I recently went to the cinema to see the movie ‘Hidden Figures’, and found it a wonderfully crafted and presented story about human endeavour underpinned by the real story of the time being segregation and fear. Along with the movies central story there were several other multilevel themes that make this movie so right for our current time.
It is quite easy to look on voyeuristically at the way people were treated and say ‘wow wasn’t that era terrible’, but what is not so easy is to look at is that this behaviour is still so recognisable in our workplaces and boardrooms today, and realise that not much has changed.
Homogenisation – the scenes of males all wearing the same black suits and ties with a white shirt – is still a strong image today when diversity at executive levels and on boards is such an uphill struggle, despite compelling research that shows that organisations with diverse boards and teams are much more financially well off than those without.
Females being banished to the backrooms and secretarial jobs is not just 1950s; it’s still a struggle to get diversity a seat at the table, let alone at the helm.
In the movie, the female coloured toilets are a symbol of the hurdles put in the way that restrict outsiders being able to contribute and practice their craft successfully, and be successful.

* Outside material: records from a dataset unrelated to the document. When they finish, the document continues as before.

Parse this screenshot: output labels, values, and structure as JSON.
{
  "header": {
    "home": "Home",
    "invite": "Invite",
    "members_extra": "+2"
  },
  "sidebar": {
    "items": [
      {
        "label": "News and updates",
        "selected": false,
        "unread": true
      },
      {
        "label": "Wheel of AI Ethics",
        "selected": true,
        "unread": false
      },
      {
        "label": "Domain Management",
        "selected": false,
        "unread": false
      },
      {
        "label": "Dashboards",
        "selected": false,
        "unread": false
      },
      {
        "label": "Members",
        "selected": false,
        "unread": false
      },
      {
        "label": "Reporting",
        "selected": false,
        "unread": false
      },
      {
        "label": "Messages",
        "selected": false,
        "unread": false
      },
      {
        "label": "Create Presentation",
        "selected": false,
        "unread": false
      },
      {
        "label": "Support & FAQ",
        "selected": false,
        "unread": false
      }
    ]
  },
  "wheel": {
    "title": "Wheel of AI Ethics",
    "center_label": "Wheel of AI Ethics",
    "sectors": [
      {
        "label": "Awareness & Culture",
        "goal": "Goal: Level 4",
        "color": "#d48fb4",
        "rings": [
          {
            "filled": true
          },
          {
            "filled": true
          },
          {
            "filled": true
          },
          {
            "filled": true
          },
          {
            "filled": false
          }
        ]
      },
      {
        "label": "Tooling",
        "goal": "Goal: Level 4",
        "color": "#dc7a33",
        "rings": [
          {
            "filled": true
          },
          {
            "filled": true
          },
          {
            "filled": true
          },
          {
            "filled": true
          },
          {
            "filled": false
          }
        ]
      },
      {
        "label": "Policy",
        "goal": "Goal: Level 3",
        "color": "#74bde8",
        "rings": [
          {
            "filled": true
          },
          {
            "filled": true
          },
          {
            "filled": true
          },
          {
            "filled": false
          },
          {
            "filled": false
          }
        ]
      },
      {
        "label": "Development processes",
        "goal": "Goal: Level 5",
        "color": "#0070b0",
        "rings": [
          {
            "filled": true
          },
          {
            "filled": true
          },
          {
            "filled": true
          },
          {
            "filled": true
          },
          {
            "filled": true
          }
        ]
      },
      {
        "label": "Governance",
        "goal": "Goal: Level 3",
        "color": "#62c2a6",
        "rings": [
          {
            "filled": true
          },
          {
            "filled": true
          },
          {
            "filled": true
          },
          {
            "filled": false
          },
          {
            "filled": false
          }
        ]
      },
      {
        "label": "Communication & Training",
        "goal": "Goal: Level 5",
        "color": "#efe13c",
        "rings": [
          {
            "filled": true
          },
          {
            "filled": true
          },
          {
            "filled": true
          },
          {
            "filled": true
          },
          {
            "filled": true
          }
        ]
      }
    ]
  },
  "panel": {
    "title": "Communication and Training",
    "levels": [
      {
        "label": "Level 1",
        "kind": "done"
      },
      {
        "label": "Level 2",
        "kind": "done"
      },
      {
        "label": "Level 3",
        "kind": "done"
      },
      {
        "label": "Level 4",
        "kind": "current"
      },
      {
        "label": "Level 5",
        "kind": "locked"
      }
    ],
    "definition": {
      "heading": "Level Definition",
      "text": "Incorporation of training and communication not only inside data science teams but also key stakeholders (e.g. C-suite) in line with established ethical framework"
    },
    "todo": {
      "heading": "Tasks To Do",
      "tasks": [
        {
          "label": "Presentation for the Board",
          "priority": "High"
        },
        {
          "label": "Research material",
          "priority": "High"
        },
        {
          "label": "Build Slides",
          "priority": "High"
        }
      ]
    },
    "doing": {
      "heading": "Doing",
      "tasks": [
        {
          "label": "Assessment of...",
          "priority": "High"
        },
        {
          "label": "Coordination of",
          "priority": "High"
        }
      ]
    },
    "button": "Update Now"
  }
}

Of course, those dealing awkwardly with these hurdles are often met with words such as ‘they knew what they were getting themselves into’. This line still reverberates in boardrooms and through the media today by those who purport to have risen there by hard work, but in many cases, get there through privilege and circumstance.
The boardroom is supposed to be the rock of wisdom and blue sky engine room of every organisation. In its purest terms, it is a space and place in time where a considered and deliberately crafted group of passionate people look beyond the horizon and plot a path for the success of the organisation.
The important thing here is that we all see things differently, have different filters and see different possibilities. If a board is just a reflection of the status quo then it would be more efficient to leave it to senior management or just have an accountant check the books once a month.
Diversity should be built into policy and strategy. It should be as just as important an agenda item as finance and risk. The board should seek diversity in all its forms to build rich understanding and discussion and take the time to explore what is conceivable.
To truly build diversity that leads to courage and true leadership, our boards need to take deliberate steps that enable them to see all possible futures, not just the familiar ones that look like the past. I am passionate about helping boards take the first steps and look beyond today. I hope this inspires you to take such a step with your board.